3.1. Investment Sector

The Company had 592 volume trading points. From Table 2, the exceedances above the threshold determined through the standard model, was 30 while the exceedances over the threshold determined through the improved model was 26. The standard two parameter model and standard three parameter model yielded the same number of exceedances above their respective thresholds. The proportion of the exceedances above the threshold was also the same. The improved two and three parameter models also yielded the same number of exceedances. The proportion of the exceedances above the threshold was also the same for the improved two and three parameter models. The scale parameter of the standard models was 392,000 and that of improved model was 404,000. In this case, the scale parameter of the improved model was higher than that of the standard model. The shape parameter in the standard model was 0.0679 while that of the improved model was 0.0612. In this case, the shape parameter of the improved model was lower than that of the standard model.

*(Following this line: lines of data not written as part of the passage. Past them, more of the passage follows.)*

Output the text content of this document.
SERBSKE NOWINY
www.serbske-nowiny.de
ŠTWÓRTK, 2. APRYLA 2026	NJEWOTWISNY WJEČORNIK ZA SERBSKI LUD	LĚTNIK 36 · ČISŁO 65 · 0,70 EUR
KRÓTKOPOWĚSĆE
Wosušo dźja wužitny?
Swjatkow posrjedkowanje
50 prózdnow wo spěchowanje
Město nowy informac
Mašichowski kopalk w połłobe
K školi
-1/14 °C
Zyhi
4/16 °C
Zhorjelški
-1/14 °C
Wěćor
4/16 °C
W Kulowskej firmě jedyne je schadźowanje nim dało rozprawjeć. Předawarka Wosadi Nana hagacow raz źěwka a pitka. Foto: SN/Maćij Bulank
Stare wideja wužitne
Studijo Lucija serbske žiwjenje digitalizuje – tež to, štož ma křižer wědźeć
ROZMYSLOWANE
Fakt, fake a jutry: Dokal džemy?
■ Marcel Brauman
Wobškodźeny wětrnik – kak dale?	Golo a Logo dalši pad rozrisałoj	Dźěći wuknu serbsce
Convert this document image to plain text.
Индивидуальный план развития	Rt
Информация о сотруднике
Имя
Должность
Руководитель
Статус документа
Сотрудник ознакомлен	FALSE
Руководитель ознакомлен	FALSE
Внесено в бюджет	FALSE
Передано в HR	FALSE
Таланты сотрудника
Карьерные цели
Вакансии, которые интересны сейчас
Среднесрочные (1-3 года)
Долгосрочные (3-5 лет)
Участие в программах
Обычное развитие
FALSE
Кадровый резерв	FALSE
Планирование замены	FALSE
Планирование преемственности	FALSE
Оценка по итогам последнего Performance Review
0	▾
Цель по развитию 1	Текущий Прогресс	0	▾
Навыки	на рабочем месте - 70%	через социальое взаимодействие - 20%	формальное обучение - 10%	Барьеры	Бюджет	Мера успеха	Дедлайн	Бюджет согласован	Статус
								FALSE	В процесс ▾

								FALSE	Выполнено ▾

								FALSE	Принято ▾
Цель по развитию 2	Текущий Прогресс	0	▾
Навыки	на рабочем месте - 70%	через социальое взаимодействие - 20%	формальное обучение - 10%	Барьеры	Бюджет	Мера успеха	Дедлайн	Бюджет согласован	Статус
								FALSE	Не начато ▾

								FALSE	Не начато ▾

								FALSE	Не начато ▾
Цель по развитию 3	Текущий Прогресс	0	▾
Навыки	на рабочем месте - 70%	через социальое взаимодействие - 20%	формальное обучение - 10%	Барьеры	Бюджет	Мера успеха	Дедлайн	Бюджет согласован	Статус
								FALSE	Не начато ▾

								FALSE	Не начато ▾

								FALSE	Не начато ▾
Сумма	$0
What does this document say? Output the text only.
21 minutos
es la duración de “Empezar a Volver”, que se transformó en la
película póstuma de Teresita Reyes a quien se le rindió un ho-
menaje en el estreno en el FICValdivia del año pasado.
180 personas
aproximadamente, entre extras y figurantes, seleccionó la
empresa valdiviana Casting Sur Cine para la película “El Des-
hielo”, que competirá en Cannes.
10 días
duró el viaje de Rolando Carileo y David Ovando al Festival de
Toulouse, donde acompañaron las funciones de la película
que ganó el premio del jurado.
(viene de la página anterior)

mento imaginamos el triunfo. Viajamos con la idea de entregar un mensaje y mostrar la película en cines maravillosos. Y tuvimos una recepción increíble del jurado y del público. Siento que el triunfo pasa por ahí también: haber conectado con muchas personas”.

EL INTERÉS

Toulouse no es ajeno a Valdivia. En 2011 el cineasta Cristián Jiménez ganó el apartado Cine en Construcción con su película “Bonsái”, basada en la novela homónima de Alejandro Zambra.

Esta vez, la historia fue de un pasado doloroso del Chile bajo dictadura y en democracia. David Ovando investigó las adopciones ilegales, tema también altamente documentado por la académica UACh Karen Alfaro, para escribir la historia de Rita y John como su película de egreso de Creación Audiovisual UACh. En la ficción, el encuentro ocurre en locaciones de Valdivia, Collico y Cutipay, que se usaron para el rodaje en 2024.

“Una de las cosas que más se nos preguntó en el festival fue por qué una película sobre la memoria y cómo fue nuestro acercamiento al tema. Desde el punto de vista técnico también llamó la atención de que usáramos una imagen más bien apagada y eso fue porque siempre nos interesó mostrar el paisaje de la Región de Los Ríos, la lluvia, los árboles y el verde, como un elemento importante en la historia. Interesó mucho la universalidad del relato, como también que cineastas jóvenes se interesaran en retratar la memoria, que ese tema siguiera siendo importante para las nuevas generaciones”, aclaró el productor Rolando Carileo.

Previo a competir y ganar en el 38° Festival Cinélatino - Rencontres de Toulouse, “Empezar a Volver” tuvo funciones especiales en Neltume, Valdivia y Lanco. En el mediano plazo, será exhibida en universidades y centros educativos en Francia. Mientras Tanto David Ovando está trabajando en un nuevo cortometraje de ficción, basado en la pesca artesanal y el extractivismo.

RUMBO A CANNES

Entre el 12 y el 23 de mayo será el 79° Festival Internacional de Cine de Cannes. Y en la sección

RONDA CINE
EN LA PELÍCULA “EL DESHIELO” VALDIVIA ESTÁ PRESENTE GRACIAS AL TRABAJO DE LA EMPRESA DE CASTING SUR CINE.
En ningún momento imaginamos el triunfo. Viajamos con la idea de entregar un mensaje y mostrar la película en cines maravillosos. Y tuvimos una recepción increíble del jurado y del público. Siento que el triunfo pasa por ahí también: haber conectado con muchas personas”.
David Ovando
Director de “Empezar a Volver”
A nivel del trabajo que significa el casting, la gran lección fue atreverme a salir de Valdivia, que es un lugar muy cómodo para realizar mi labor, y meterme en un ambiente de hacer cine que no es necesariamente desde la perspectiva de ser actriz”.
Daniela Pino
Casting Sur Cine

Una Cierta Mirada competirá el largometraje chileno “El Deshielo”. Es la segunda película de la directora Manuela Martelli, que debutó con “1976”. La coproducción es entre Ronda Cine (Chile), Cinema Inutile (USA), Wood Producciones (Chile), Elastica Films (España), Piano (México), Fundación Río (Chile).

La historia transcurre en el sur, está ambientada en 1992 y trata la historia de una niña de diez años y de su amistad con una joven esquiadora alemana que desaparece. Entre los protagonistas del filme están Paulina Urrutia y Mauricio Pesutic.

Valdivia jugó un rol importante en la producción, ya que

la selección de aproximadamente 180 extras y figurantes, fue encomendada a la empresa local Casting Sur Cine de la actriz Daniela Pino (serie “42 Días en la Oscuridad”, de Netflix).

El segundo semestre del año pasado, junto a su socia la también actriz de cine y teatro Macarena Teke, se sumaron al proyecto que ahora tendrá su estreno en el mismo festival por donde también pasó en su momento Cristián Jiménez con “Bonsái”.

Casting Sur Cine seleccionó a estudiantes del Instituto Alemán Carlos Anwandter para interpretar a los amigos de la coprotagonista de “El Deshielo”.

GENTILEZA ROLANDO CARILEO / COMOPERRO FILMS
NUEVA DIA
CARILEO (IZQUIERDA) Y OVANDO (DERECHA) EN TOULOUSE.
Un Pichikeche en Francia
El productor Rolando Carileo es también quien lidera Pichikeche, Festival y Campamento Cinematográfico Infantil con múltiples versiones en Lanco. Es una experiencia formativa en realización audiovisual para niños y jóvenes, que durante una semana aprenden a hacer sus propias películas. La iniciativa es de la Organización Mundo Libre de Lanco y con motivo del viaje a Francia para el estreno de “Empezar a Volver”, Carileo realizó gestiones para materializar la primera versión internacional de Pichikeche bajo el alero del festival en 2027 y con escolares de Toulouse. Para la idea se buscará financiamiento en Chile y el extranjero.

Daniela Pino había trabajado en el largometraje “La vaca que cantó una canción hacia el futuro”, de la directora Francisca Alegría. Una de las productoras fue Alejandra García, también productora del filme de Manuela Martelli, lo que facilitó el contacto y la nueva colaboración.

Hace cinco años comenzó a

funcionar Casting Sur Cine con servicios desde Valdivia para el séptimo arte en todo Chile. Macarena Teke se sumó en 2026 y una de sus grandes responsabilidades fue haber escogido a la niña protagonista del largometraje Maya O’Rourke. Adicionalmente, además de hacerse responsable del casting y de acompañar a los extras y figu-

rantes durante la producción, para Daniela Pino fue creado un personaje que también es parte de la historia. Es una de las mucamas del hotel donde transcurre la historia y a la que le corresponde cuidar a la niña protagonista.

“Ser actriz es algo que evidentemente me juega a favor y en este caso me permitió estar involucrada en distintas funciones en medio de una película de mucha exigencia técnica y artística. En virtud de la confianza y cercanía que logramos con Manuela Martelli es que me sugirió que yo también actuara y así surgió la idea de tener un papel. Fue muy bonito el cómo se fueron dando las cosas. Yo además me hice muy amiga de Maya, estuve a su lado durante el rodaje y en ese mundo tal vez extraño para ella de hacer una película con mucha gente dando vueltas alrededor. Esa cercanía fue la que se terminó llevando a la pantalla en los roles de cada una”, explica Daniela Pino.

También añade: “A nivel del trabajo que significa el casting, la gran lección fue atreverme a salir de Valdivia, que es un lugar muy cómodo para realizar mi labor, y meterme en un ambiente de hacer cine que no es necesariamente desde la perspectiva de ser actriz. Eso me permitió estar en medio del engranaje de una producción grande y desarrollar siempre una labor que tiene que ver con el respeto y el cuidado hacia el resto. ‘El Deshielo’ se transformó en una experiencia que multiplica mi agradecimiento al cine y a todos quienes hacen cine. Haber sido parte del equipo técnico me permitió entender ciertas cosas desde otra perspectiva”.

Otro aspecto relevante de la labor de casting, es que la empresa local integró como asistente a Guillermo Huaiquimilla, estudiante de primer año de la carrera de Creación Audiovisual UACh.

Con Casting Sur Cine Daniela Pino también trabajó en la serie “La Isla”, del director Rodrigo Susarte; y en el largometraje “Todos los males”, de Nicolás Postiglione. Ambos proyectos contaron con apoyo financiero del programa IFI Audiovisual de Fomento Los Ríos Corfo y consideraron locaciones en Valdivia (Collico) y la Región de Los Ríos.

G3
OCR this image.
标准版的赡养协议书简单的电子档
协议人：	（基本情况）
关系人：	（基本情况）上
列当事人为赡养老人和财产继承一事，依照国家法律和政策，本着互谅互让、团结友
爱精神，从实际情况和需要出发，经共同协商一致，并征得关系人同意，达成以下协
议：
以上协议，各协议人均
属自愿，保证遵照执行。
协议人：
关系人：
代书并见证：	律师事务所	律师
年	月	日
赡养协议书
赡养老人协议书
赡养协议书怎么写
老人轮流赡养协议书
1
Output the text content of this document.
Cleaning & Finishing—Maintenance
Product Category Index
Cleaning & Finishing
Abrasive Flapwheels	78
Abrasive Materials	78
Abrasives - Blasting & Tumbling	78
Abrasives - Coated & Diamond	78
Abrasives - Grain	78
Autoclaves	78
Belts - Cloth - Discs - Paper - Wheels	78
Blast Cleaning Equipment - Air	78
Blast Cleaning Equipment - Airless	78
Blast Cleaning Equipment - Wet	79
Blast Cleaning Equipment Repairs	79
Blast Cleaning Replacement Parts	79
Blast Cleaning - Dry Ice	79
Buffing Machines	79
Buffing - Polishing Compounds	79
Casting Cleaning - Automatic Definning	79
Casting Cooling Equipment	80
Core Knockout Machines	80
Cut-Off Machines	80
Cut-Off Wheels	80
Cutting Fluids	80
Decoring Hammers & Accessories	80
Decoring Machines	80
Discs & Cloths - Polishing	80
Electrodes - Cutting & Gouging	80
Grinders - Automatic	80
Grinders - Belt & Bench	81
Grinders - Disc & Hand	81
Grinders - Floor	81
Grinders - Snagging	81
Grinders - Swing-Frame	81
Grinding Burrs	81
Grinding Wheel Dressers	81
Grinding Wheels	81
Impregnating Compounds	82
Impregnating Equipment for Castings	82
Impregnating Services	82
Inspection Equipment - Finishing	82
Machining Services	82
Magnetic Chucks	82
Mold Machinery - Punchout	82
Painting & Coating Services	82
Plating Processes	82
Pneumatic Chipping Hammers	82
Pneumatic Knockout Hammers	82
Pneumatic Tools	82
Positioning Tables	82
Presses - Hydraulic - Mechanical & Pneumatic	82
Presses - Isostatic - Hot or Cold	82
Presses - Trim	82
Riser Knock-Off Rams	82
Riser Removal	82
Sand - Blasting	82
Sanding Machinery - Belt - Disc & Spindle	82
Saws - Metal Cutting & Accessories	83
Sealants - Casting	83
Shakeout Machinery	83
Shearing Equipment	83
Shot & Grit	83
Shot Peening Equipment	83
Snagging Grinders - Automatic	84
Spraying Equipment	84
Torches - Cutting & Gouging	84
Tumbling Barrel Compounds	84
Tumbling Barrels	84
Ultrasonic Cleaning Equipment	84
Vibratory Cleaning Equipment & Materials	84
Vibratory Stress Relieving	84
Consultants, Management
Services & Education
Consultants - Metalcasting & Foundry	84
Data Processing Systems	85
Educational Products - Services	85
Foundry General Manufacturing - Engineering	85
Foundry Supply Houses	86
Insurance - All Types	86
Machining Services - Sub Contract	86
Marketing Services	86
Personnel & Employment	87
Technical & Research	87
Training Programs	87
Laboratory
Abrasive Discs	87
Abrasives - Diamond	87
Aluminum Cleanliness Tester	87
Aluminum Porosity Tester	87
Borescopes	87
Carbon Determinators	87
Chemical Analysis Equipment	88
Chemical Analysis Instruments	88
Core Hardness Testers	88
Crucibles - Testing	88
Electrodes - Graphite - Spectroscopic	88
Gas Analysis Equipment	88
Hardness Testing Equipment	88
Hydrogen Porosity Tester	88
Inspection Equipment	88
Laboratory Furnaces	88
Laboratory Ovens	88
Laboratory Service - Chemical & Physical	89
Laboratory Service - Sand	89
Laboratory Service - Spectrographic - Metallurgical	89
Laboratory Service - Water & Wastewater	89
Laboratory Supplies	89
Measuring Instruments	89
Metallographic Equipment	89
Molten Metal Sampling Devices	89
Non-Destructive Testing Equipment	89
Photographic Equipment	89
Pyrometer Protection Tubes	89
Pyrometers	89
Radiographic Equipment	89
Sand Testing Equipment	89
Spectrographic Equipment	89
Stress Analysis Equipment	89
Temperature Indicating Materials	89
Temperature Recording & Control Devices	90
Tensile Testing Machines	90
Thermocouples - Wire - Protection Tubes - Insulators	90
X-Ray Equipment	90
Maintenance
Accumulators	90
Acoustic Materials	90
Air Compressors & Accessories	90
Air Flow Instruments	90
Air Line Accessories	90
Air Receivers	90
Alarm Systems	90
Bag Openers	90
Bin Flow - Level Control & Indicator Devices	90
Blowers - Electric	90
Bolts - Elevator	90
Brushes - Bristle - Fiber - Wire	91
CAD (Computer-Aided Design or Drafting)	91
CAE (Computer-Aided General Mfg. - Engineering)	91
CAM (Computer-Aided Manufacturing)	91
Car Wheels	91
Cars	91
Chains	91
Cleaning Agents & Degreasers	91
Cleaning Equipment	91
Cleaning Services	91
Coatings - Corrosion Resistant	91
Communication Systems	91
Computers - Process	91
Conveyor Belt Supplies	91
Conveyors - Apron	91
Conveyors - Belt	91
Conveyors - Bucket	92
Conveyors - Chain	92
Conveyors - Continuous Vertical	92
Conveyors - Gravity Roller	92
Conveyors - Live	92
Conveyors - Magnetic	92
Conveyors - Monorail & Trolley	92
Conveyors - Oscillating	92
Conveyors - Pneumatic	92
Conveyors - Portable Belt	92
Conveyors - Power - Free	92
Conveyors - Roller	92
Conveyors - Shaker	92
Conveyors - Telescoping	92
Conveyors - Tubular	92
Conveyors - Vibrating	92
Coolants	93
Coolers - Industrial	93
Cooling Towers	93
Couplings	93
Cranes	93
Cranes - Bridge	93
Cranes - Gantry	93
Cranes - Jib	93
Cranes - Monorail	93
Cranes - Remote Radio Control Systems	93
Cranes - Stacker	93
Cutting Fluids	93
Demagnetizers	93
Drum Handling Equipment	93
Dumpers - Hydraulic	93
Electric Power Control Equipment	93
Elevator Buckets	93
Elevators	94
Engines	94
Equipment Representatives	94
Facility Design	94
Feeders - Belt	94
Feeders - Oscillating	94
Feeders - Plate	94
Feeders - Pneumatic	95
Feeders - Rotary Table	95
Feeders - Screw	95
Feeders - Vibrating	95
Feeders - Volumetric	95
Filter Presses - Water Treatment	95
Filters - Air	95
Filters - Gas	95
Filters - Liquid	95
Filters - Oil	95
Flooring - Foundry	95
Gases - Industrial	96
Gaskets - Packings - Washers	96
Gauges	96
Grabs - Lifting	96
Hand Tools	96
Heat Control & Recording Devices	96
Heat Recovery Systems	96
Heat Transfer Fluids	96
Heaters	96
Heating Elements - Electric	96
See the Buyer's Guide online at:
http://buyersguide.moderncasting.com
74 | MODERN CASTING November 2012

Figure 1. The densities for the market data from the NSE (Share volumes).

Table 2. MLE and MPLE Estimates-Centum.

Table 3. MLE and MPLE Estimates-East African Breweries (EABL).

Table 4. MLE and MPLE Estimates-East African Cables (EAC).

Table 5. MLE and MPLE Estimates-Kenya Re-Insurance.

Table 6. MLE and MPLE Estimates-Kenya Commercial Bank (KCB).

Table 7. MLE and MPLE Estimates-Kenol.

Table 8. MLE and MPLE Estimates-Kenya Airways (KQ).

Table 9. MLE and MPLE Estimates-NSE.

Table 10. MLE and MPLE Estimates-Safaricom.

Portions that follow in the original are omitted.